"W wyniku zdarzenia dwie osoby poniosły śmierć. O godzinie 22:41 Państwowa Straż Pożarna zakończyła czynności" - poinformowano w porannym raporcie Wojewódzkiego Centrum Zarządzania Kryzysowego w Katowicach.

Reklama

Ofiary wypadku to pracownicy Nitroergu w wieku 32 i 43 lat. Jeden z nich pracował w firmie od czterech lat, drugi miał sześcioletni staż pracy. Ich poszukiwania podjęto po to tym, gdy po eksplozji nie zgłosili się w wyznaczonym miejscu zbiórki. W poszukiwania zaangażowano m.in. specjalistyczną grupę z Jastrzębia-Zdroju z psami tropiącymi, które jednak nie natrafiły na ślad poszkodowanych.

- Pozostajemy w kontakcie z rodzinami naszych poszukiwanych kolegów. Bądźmy myślami z ich najbliższymi, tym bardziej, że aktualnie szanse na znalezienie żywych osób wydają się niestety niewielkie - mówił we wtorek rano rzecznik Nitroergu Krzysztof Maciejczyk.

Prace rozpoczęła komisja wyjaśniająca przyczyny i okoliczności wypadku. W jej skład weszli technolodzy, specjaliści w zakresie chemii materiałów wybuchowych oraz osoby zajmujące się bezpieczeństwem pracy. Postępowanie w sprawie tragedii prowadzi też prokuratura w Tarnowskich Górach.

"Jednocześnie w nocy podjęto działania w celu zabezpieczenia wydziału produkcji" - czytamy w informacji spółki. Jak powiedział rzecznik, obecnie nie pracuje wydział produkcji materiałów nitroestrowych, którego częścią był zniszczony w wyniku eksplozji budynek. Pracę wznowiły natomiast pozostałe wydziały fabryki, zajmującej teren ok. 200 hektarów.

Przedstawiciele zakładu nie informują, gdzie mogą znajdować się szczątki poszukiwanych pracowników. Być może są pod gruzami budynku produkcyjnego, całkowicie zniszczonego przez potężny wybuch. Odgruzowanie i uporządkowanie terenu w miejscu eksplozji może potrwać wiele dni.

Jak informowała w poniedziałek straż pożarna, do wybuchu doszło podczas procesu technologicznego mieszania 800 kg nitrogliceryny.

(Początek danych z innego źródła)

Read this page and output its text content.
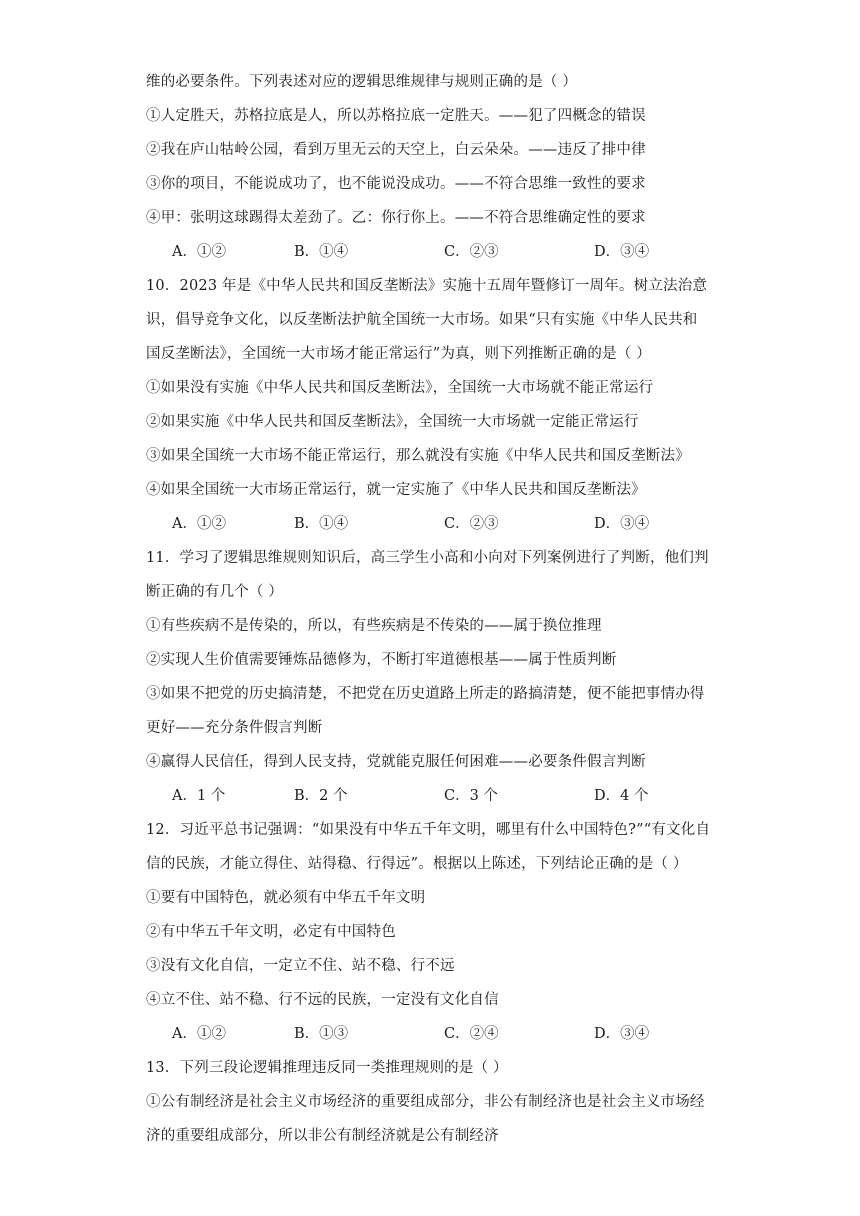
维的必要条件。下列表述对应的逻辑思维规律与规则正确的是（ ）
①人定胜天，苏格拉底是人，所以苏格拉底一定胜天。——犯了四概念的错误
②我在庐山牯岭公园，看到万里无云的天空上，白云朵朵。——违反了排中律
③你的项目，不能说成功了，也不能说没成功。——不符合思维一致性的要求
④甲：张明这球踢得太差劲了。乙：你行你上。——不符合思维确定性的要求
A．①②	B．①④	C．②③	D．③④
10．2023 年是《中华人民共和国反垄断法》实施十五周年暨修订一周年。树立法治意
识，倡导竞争文化，以反垄断法护航全国统一大市场。如果“只有实施《中华人民共和
国反垄断法》，全国统一大市场才能正常运行”为真，则下列推断正确的是（ ）
①如果没有实施《中华人民共和国反垄断法》，全国统一大市场就不能正常运行
②如果实施《中华人民共和国反垄断法》，全国统一大市场就一定能正常运行
③如果全国统一大市场不能正常运行，那么就没有实施《中华人民共和国反垄断法》
④如果全国统一大市场正常运行，就一定实施了《中华人民共和国反垄断法》
A．①②	B．①④	C．②③	D．③④
11．学习了逻辑思维规则知识后，高三学生小高和小向对下列案例进行了判断，他们判
断正确的有几个（ ）
①有些疾病不是传染的，所以，有些疾病是不传染的——属于换位推理
②实现人生价值需要锤炼品德修为，不断打牢道德根基——属于性质判断
③如果不把党的历史搞清楚，不把党在历史道路上所走的路搞清楚，便不能把事情办得
更好——充分条件假言判断
④赢得人民信任，得到人民支持，党就能克服任何困难——必要条件假言判断
A．1 个	B．2 个	C．3 个	D．4 个
12．习近平总书记强调：“如果没有中华五千年文明，哪里有什么中国特色?”“有文化自
信的民族，才能立得住、站得稳、行得远”。根据以上陈述，下列结论正确的是（ ）
①要有中国特色，就必须有中华五千年文明
②有中华五千年文明，必定有中国特色
③没有文化自信，一定立不住、站不稳、行不远
④立不住、站不稳、行不远的民族，一定没有文化自信
A．①②	B．①③	C．②④	D．③④
13．下列三段论逻辑推理违反同一类推理规则的是（ ）
①公有制经济是社会主义市场经济的重要组成部分，非公有制经济也是社会主义市场经
济的重要组成部分，所以非公有制经济就是公有制经济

Wybuch w zakładzie był słyszalny w odległości wielu kilometrów od fabryki. Doszczętnie zniszczony został jeden z budynków produkcyjnych, tworząc rumowisko złożone z fragmentów zawalonej konstrukcji obiektu oraz jego wyposażenia. Niewielkie ogniska pożaru po detonacji szybko ugaszono.

Reklama

Należący do Grupy KGHM Nitroerg to największy w Polsce i jeden z największych w Europie producentów materiałów wybuchowych oraz systemów inicjowania do użytku cywilnego.

Wypadki

W styczniu ub. roku w wyniku eksplozji zginął 49-letni pracownik zakładu w Bieruniu. Wybuchły wówczas pozostałości z produkcji, unieszkodliwiane w przeznaczonym do tego miejscu, oddalonym od hal produkcyjnych. Inny 36-letni pracownik trafił do szpitala.

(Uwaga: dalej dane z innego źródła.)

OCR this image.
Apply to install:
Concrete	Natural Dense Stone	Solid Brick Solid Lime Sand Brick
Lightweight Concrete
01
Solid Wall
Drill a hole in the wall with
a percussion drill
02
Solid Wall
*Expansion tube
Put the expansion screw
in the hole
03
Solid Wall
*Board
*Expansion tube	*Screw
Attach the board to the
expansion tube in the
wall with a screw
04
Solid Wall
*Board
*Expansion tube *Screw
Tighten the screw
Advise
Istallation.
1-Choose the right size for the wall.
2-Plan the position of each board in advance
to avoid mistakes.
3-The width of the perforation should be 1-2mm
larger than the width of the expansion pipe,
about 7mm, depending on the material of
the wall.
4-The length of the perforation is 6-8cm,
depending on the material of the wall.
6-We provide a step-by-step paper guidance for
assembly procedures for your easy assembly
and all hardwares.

W marcu 2017 r. w Krupskim Młynie w wyniku niewielkiego wybuchu zginął 59-letni pracownik, wykonujący prace remontowe. Dwaj inni robotnicy w wieku 45 i 58 lat trafili wówczas do szpitala.

W marcu 2013 roku w zakładzie w Bieruniu doszło do silnego wybuchu w magazynie-bunkrze na linii produkcyjnej dynamitów. Nikomu nic się nie stało, ale budynek, w którym składowane były nitroestry wykorzystywane w produkcji dynamitu, został zniszczony.

W lipcu 2005 r. w ówczesnych zakładach Nitron w Krupskim Młynie doszło do wybuchu w budynku magazynu nitrogliceryny, skąd trafiała ona na linię produkcyjną. Rannych zostało siedem osób.

W październiku 2004 r. w zakładach w Krupskim Młynie zginęły dwie kobiety w wieku 45 i 50 lat. Eksplozja nastąpiła podczas produkcji stosowanego w górnictwie materiału wybuchowego - metanitu. Kobiety pracowały przy obsłudze urządzenia napełniającego metanitem naboje, kiedy nastąpiła jego awaria i wybuch zgromadzonych w budynku materiałów. W czerwcu 2001 r. w zakładzie pękł zbiornik z kwasem ponitracyjnym. Nie było osób poszkodowanych.